Bankers shouldn't take much solace from the Justice Department's decision last month to drop a fair-lending probe of Barnett Banks Inc.

Banking lawyers and civil rights activists said the move foreshadows more litigation rather than less.

The Justice Department asked the Fed more than 15 months ago to reject a Barnett acquisition on fair-lending grounds, indicating that the government planned to charge the bank with violating the Fair Housing and Equal Credit Opportunity acts.

But the lawsuit never materialized. Instead, after spending hundreds of thousands of dollars investigating the allegations, the department sent Barnett a letter last month formally ending the probe.

Still, experts disagree over who will bring the fair-lending cases of the future. Some sources expect the Justice Department to return full throttle, while others said the private bar will pick up where the government has left off.

"I am reasonably confident that they will continue to pursue the matters currently under investigation, even if it means bringing a lot of suits during an election year," said Richard Ritter, a former Justice Department prosecutor who is now a fair-lending consultant.

But Mr. Ritter said he is worried that the department won't bring any more cases involving discrimination in underwriting standards, the central issue in the Barnett probe, preferring to focus on overages and pricing issues instead. These cases are less controversial and easier to prove, he said.

The Justice Department also may be going soft, Mr. Ritter said. Until the Barnett case, the government pursued banks even if they tried to repair the fair-lending problems. For example, the department did not let Chevy Chase Federal Savings Bank off the hook although the Maryland bank opened branches in underserved market areas. With Barnett, the department gave the bank credit for corrective measures taken after the investigation began.

John Taylor, president of the National Community Reinvestment Coalition, said he also expects further prosecutions. "We'll have our ear to the ground to find out what happens next," he said.

The banking industry isn't home free if these observers are wrong.

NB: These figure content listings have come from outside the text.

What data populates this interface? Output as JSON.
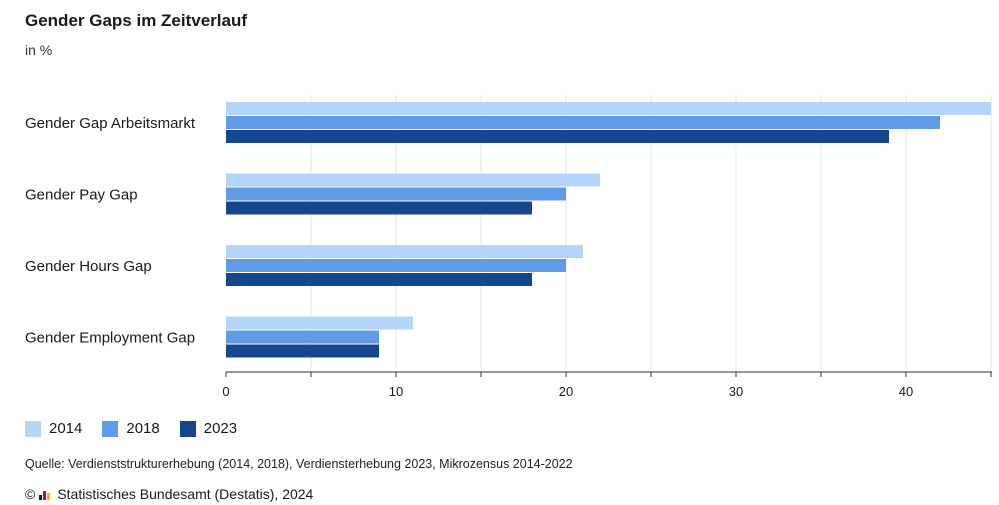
{
  "header": {
    "title": "Gender Gaps im Zeitverlauf",
    "subtitle": "in %"
  },
  "chart_data": {
    "type": "bar",
    "orientation": "horizontal",
    "categories": [
      "Gender Gap Arbeitsmarkt",
      "Gender Pay Gap",
      "Gender Hours Gap",
      "Gender Employment Gap"
    ],
    "series": [
      {
        "name": "2014",
        "color": "#b3d4fb",
        "values": [
          45,
          22,
          21,
          11
        ]
      },
      {
        "name": "2018",
        "color": "#5f9be6",
        "values": [
          42,
          20,
          20,
          9
        ]
      },
      {
        "name": "2023",
        "color": "#16478e",
        "values": [
          39,
          18,
          18,
          9
        ]
      }
    ],
    "xlim": [
      0,
      45
    ],
    "xticks": [
      0,
      10,
      20,
      30,
      40
    ],
    "grid": true,
    "legend_position": "bottom-left"
  },
  "footer": {
    "source": "Quelle: Verdienststrukturerhebung (2014, 2018), Verdiensterhebung 2023, Mikrozensus 2014-2022",
    "copyright_symbol": "©",
    "copyright": "Statistisches Bundesamt (Destatis), 2024"
  },
  "logo_colors": [
    "#1a1a1a",
    "#e2001a",
    "#f7b500"
  ]
}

Banking lawyers said the Justice Department's departure would open the door for private litigants to latch onto underwriting cases.

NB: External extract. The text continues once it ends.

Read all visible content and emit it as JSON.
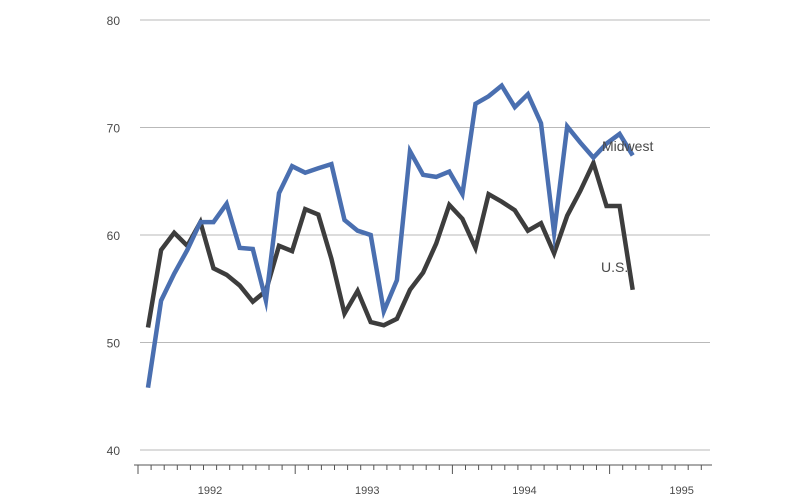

Prior settlements with Justice have established de facto precedents that could cost a bank a mint to defeat in court, warned James D. McLaughlin, director of agency relations at the American Bankers Association.

"Justice doesn't need to engage in a lot of suits," Mr. McLaughlin said. "It can stake out a couple of issues and get the institutions to settle. That establishes the precedent. The private bar can take over from there."

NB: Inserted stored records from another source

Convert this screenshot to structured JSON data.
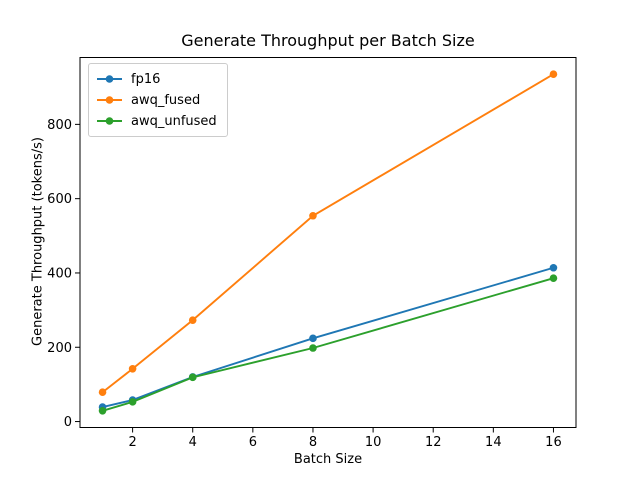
{
  "figure": {
    "background": "#ffffff"
  },
  "chart_data": {
    "type": "line",
    "title": "Generate Throughput per Batch Size",
    "xlabel": "Batch Size",
    "ylabel": "Generate Throughput (tokens/s)",
    "x": [
      1,
      2,
      4,
      8,
      16
    ],
    "series": [
      {
        "name": "fp16",
        "color": "#1f77b4",
        "values": [
          39,
          58,
          120,
          224,
          414
        ]
      },
      {
        "name": "awq_fused",
        "color": "#ff7f0e",
        "values": [
          79,
          142,
          273,
          554,
          935
        ]
      },
      {
        "name": "awq_unfused",
        "color": "#2ca02c",
        "values": [
          29,
          53,
          119,
          198,
          386
        ]
      }
    ],
    "xticks": [
      2,
      4,
      6,
      8,
      10,
      12,
      14,
      16
    ],
    "yticks": [
      0,
      200,
      400,
      600,
      800
    ],
    "xlim": [
      0.25,
      16.75
    ],
    "ylim": [
      -16,
      980
    ],
    "grid": false,
    "marker": "circle",
    "legend_position": "upper-left",
    "axis_color": "#000000",
    "text_color": "#000000"
  }
}
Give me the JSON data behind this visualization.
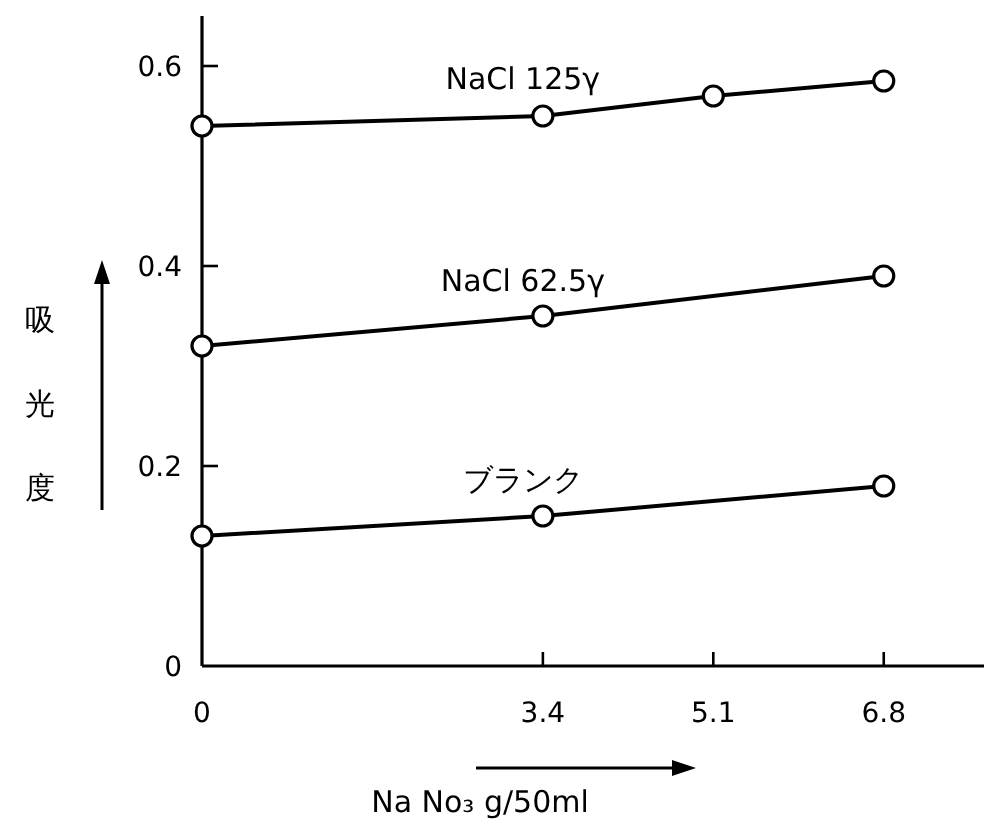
{
  "chart_data": {
    "type": "line",
    "xlabel": "Na No₃ g/50ml",
    "ylabel": "吸光度",
    "x": [
      0,
      3.4,
      5.1,
      6.8
    ],
    "xlim": [
      0,
      7.8
    ],
    "ylim": [
      0,
      0.65
    ],
    "xticks": [
      0,
      3.4,
      5.1,
      6.8
    ],
    "yticks": [
      0,
      0.2,
      0.4,
      0.6
    ],
    "marker": "circle",
    "series": [
      {
        "name": "NaCl 125γ",
        "color": "#000000",
        "values": [
          0.54,
          0.55,
          0.57,
          0.585
        ]
      },
      {
        "name": "NaCl 62.5γ",
        "color": "#000000",
        "values": [
          0.32,
          0.35,
          null,
          0.39
        ]
      },
      {
        "name": "ブランク",
        "color": "#000000",
        "values": [
          0.13,
          0.15,
          null,
          0.18
        ]
      }
    ]
  }
}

But do these cases establish a precedent the private bar could exploit in a post-Barnett world?

Paul Schieber, a partner at Blank, Rome, Comisky & McCauley in Philadelphia, does not think so.

"As a defending attorney I am not scared out of my mind," he said. "There are plenty of unsettled issues here, and a reasonable court may have concluded that if these cases went to trial the banks would have won."

But he said he expects civil rights activists to file class-action suits. The activists, however, said they need more ammunition from Justice.

John Relman, director of the fair-housing project at the Washington Lawyers Committee for Civil Rights and Urban Affairs, said Justice needs to prosecute cases like the one dropped against Barnett.

"They shouldn't be in the business of opening up new areas of the law and then closing up shop," said Mr. Relman, who filed a class-action suit in September against NationsBank Corp. alleging discriminatory underwriting practices

The Justice Department should treat lending bias like it handles employment discrimination cases, he said, adding that it should keep bringing basic cases while also unearthing new legal theories.

So what's the bottom line? Lawyers agree that bankers still must take fair-lending seriously because if the government doesn't come after you, a civil rights group might.